6. Enfin, aux termes du I de l'article R. 512-47 du code de l'environnement relatif au régime de la déclaration : " La déclaration relative à une installation est adressée, avant la mise en service de l'installation, au préfet du département dans lequel celle-ci doit être implantée (...) ". Aux termes de l'article R. 512-49 du code de l'environnement, dans sa version alors en vigueur : " Le préfet donne récépissé de la déclaration et communique au déclarant une copie des prescriptions générales applicables à l'installation ".

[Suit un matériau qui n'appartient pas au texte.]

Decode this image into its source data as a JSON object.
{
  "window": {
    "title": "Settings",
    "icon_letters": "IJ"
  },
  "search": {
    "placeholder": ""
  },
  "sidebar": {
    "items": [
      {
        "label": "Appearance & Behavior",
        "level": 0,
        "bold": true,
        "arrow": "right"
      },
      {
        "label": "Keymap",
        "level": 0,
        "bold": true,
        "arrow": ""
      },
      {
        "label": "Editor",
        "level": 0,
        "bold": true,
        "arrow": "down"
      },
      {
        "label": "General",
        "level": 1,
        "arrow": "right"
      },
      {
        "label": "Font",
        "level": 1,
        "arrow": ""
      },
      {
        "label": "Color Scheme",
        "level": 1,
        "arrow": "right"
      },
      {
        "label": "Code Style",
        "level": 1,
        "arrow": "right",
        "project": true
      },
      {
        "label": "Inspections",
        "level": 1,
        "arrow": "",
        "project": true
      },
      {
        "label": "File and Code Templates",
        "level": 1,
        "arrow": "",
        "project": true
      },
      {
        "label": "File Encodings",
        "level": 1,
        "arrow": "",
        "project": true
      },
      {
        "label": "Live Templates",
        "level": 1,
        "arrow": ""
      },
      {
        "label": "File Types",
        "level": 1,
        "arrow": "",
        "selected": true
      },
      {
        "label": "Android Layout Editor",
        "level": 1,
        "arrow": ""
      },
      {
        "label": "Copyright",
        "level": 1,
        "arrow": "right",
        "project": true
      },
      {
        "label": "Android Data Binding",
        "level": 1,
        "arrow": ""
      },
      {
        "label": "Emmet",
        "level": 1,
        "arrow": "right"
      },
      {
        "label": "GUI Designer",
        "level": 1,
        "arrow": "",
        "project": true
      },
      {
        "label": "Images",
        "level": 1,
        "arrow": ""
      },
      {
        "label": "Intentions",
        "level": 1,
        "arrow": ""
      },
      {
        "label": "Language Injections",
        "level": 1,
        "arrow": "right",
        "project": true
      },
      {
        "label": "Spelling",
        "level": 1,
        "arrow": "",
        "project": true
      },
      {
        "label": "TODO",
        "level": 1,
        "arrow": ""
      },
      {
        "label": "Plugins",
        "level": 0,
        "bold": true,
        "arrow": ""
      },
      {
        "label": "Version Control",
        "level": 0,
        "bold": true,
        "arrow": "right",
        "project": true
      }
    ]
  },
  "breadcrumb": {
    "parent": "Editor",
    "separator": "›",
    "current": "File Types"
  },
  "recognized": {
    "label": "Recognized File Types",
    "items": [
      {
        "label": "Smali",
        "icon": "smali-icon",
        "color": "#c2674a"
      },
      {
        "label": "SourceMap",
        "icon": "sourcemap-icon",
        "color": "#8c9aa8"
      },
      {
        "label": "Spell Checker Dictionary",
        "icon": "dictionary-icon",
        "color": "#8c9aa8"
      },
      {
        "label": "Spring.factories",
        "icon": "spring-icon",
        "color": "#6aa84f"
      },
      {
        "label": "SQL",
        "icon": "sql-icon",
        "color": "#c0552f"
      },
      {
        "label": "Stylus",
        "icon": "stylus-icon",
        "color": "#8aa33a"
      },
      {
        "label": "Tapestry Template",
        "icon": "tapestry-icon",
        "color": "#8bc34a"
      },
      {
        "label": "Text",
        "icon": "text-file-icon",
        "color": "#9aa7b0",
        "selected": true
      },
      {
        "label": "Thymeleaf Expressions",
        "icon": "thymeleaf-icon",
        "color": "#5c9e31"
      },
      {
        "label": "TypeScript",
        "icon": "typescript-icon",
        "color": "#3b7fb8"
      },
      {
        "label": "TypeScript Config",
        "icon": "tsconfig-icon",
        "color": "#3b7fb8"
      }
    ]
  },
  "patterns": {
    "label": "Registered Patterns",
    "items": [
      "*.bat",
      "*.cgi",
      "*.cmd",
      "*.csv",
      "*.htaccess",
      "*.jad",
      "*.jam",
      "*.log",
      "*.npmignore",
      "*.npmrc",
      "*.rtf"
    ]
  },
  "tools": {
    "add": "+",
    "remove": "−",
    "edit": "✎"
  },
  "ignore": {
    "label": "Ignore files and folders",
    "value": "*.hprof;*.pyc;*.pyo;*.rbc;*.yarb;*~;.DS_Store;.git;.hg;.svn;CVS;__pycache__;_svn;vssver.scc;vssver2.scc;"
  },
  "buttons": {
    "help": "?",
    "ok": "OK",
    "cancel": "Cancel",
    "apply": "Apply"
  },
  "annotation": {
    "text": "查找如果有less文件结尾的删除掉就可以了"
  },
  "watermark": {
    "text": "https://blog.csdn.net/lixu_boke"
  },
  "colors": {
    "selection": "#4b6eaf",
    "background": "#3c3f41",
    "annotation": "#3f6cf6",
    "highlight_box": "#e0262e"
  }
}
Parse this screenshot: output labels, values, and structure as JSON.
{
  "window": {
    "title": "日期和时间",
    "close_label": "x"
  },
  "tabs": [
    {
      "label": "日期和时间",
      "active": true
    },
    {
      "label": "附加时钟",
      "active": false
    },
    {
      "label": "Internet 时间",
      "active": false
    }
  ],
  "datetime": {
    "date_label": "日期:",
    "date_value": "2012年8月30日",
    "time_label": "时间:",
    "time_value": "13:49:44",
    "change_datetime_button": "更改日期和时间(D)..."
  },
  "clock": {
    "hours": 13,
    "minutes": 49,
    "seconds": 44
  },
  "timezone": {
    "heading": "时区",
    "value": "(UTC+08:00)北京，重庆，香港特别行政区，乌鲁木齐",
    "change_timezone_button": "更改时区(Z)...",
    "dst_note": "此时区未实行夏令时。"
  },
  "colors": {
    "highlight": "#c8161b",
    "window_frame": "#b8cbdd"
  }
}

7. Il résulte de ces dispositions que, dans le cas où une installation classée pour la protection de l'environnement bénéficiant d'une autorisation d'exploiter est modifiée de telle façon que l'ensemble de ses activités relève désormais, en application de la nomenclature prévue à l'article L. 511-2 du code de l'environnement et du fait des dangers ou inconvénients qu'elles présentent pour les intérêts visés à l'article L. 511-1 du code de l'environnement, du régime de la déclaration, l'exploitant a la faculté de déposer un dossier de déclaration en application de l'article R. 512-47 du code de l'environnement. Saisi de cette déclaration, il appartient en principe au préfet de délivrer au déclarant un récépissé et de lui communiquer une copie des prescriptions générales désormais applicables à l'installation. Mais le préfet peut, en outre, en complément des prescriptions générales, imposer à l'exploitant des prescriptions complémentaires et spéciales. Pour les édicter, il est loisible au préfet ou bien de prendre un nouvel arrêté ou bien de modifier l'arrêté qu'il avait pris antérieurement alors que l'installation relevait du régime de l'autorisation, dès lors que, dans les deux cas, les prescriptions spéciales qu'il impose en complément des prescriptions générales applicables aux installations soumises à déclaration sont nécessaires pour garantir les intérêts mentionnés à l'article L. 511-1, au regard des caractéristiques particulières de l'exploitation.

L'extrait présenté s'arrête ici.